After 5 days in police detention, Ugandan feminist activist, academic and Museveni critic, Stella Nyanzi, was denied bail by a Kampala court on Wednesday for allegedly insulting Esteri Kokundeka, the late mother of President Yoweri Museveni, on Facebook.
The Buganda road court charged the fierce government critic with harassing the president and she was remanded to Luzira Prison until November 9 when she will return to take a plea, reports local media Daily Monitor.
Police CID spokesperson, Superintendent of Police Vincent Ssekatte told local media that she insulted the president’s mother on September 16 and she’s facing offensive communication and cyber harassment charges.
Nyanzi was arrested on November 2 at the Makerere University during a march to the Institute of Social Research (MISR) where she worked as a research fellow before her suspension last year. The recent march was in protest against the institute’s failure to reinstate her and pay all her salary arrears as ordered by a tribunal last month which was set up to investigate her suspension.

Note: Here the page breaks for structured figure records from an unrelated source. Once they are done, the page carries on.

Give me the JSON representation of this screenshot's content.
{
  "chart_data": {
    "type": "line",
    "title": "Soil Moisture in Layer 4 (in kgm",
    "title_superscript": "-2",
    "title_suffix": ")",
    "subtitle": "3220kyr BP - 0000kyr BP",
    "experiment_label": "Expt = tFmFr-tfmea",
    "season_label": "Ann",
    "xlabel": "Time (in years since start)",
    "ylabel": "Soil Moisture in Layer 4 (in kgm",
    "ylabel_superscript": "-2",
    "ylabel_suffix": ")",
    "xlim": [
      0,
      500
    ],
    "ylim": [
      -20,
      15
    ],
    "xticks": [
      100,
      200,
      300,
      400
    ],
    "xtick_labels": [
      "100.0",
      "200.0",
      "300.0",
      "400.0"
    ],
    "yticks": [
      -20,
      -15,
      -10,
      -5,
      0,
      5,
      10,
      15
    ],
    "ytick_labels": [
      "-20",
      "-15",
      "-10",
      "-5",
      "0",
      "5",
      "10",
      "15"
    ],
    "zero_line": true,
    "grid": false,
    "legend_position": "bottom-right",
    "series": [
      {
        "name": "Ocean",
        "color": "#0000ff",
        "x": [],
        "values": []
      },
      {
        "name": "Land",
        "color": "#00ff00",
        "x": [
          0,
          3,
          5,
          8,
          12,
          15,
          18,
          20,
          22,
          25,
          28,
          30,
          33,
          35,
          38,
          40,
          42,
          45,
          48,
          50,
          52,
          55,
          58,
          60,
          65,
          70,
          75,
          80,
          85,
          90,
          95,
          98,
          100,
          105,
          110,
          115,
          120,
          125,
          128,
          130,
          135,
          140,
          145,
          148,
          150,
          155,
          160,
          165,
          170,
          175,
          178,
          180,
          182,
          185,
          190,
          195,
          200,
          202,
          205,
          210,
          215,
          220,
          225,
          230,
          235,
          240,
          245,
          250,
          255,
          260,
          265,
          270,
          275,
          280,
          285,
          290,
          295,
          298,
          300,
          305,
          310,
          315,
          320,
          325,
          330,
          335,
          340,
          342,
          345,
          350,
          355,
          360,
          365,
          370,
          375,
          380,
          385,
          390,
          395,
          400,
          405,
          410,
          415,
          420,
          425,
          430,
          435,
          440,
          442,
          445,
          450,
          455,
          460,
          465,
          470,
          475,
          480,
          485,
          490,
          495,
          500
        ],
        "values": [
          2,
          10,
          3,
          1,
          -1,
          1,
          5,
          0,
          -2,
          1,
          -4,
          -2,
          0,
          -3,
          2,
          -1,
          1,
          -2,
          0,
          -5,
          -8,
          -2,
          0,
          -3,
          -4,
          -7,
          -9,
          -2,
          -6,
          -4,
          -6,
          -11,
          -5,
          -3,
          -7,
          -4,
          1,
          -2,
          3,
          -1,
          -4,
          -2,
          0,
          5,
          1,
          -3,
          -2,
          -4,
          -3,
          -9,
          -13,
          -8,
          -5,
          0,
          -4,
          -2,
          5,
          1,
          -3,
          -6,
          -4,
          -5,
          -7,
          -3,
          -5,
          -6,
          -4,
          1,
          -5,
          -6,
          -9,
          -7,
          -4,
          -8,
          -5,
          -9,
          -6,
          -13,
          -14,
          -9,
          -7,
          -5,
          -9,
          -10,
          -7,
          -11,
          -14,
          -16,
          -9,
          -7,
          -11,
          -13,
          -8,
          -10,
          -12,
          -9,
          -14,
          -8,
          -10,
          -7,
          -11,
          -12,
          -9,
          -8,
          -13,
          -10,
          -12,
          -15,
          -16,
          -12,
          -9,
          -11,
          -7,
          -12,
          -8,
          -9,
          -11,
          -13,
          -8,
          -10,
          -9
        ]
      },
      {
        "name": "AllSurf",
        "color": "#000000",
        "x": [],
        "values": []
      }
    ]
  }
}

During the time of her suspension last year, the mother of three staged a nude protest outside her locked-up office and posted the video and images on Facebook.
Stella Nyanzi is not new to arrests as in April 2017, she was picked up for using abusive words against the president and first lady. She called President Museveni “a pair of buttocks” and insulted the First Lady Janet Museveni who she described as incompetent in her role as minister of education.
In a letter she wrote to a friend from detention which is making the rounds on social media, Nyanzi said: “Writing is a weapon … We shall fight their bullets and bribes with our prose and poetry. We shall defend ourselves with our pens and keyboards.”
If found guilty, she will face punishment set by the Section 25 of the Computer Misuse Act 2011 on offensive communication which states that, “Any person who willfully and repeatedly uses electronic communication to disturb or attempts to disturb the peace, quiet or right of privacy of any person with no purpose of legitimate communication whether or not a conversation ensues commits a misdemeanour and is liable on conviction to a fine not exceeding twenty-four currency points or imprisonment not exceeding one year or both.”